Each time I tell this story, it is different. This time, I have purposefully left out names and the thoughts of others I encountered, though I hope they know the gratitude I feel that they shared the moment with me, and that their names and thoughts and voices mark the soft edges of how I remember them. Perhaps there will be as many tellings of my own as there were people in the crowds that first night, my own window view so clearly only one of many. As with science, the interpretations we offer shape what we can share with others. The stories we make about what we did, tried, imagined, ignored, understood, and believed, shape what science will become, and how we understand the world we live in.
Unfortunately, I won’t be able to attend the conference rescheduled for this week. But in a strange way I feel the journey last July has connected me more closely to the community I would have met then, to the work we do, and the planet we call home.
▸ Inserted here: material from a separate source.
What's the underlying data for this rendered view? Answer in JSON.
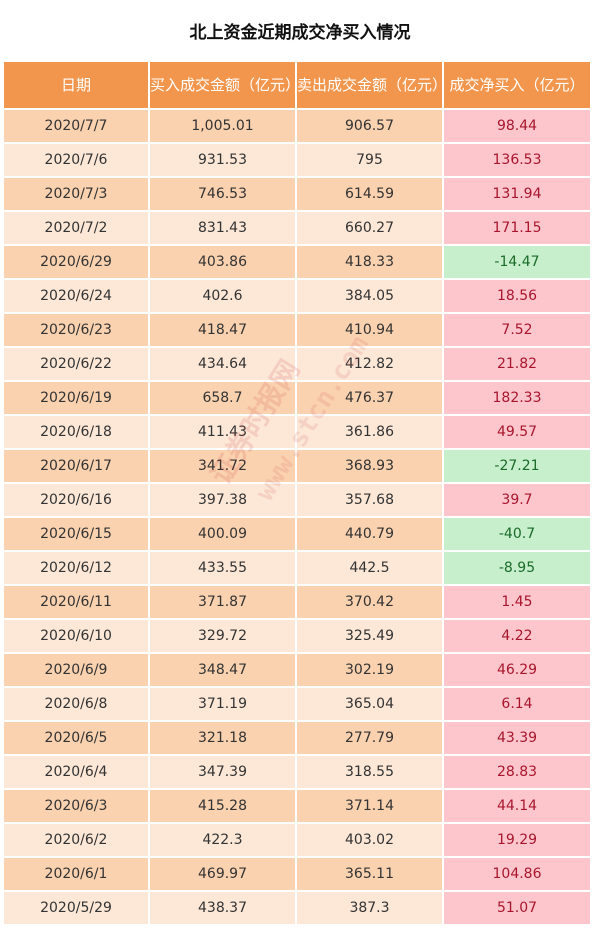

Look again at that dot. That's here. That's home. That's us. On it everyone you love, everyone you know, everyone you ever heard of, every human being who ever was, lived out their lives. The aggregate of our joy and suffering, thousands of confident religions, ideologies, and economic doctrines, ….every mother and father, hopeful child, inventor and explorer … every saint and sinner in the history of our species lived there -- on a mote of dust suspended in a sunbeam… It has been said that astronomy is a humbling and character-building experience. There is perhaps no better demonstration of the folly of human conceits than this distant image of our tiny world. To me, it underscores our responsibility to deal more kindly with one another, and to preserve and cherish the pale blue dot, the only home we've ever known. Carl Sagan, The Pale Blue Dot
Authors note: I’d like to thank Judith Kalman, Lauren Smee, and other friends who provided feedback on earlier drafts of this piece.